SPHHS faculty have written many of the textbooks for public health education, said Sara Wilensky, the director of the SPHHS undergraduate program, including “Public Health 101: Healthy People-Healthy Populations” and “Essentials of Health Policy and Law.”

The SPHHS offers undergraduate majors in athletic training, exercise science, and public health and a minor in public health.

“Other schools don’t really know that the school exists,” Wilensky said.

She thinks the reason students are unaware of the program is because of its small size and that students start taking classes from the school in their junior and senior years, something Wikensky hopes to change.

“One thing we’ve been working on the past couple years is increasing our sections so that more freshman and sophomores can get a taste of public health before they declare a major,” Wikensky said.

The school began offering undergraduate majors in 2003, the same year that the Institute of Medicine of the National Academies said “all undergraduates should have access to education in public health,” according to the American Association of Colleges and Universities’ Web site.

In the United States, only 137 college institutions offer undergraduates access to public health courses, according to the AAC&U peer review report.

Other universities looking to establish a public health school are using SPHHS as a model for their programs, according to an article published in the Chronicle of Higher Education.
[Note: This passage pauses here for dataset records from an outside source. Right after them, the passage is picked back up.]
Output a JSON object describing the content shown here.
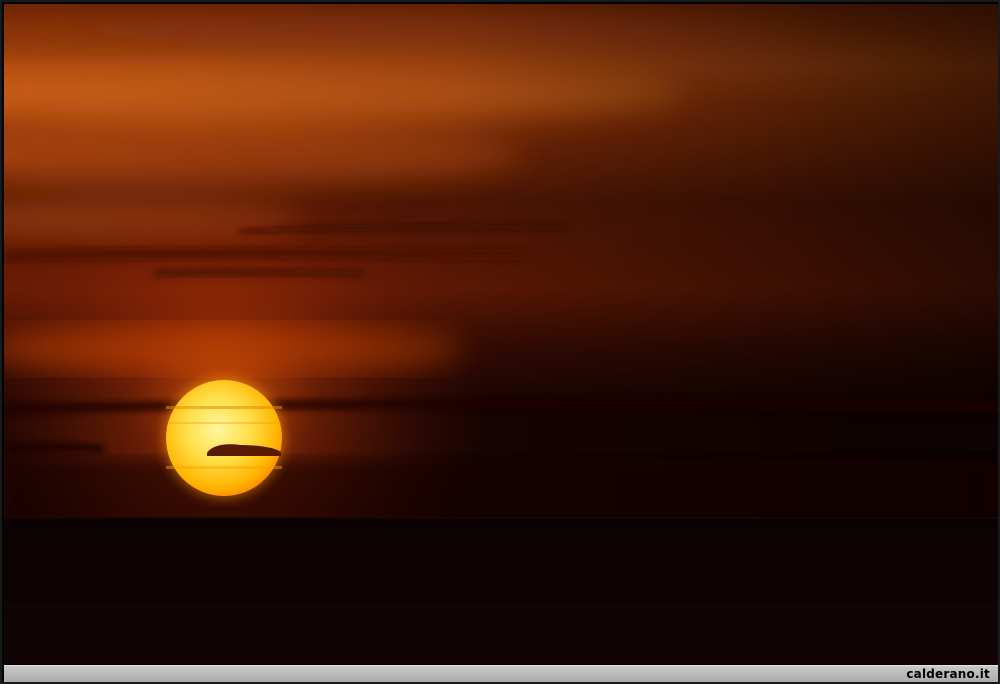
{
  "photo": {
    "subject": "sunset-over-sea",
    "colors": {
      "sky_top": "#7a2a0a",
      "sky_mid": "#a8400d",
      "sky_dark": "#2a0904",
      "sun_core": "#fff27a",
      "sun_edge": "#ffb000",
      "sea": "#0b0303"
    }
  },
  "footer": {
    "watermark": "calderano.it"
  }
}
In the article, University of South Carolina associate dean Gregory Hand said he hopes to recreate GW’s program at his school.

“We really looked at George Washington University’s undergraduate program as a model here,” Hand said to the Chronicle. “We wanted to use a broad liberal arts framework, and not simply set up vocational programs in health education or health promotion.”

SPHHS also offers students direct access to the authors of their textbooks. In some cases the books are the only textbooks available that cover their subjects, Wikensky said.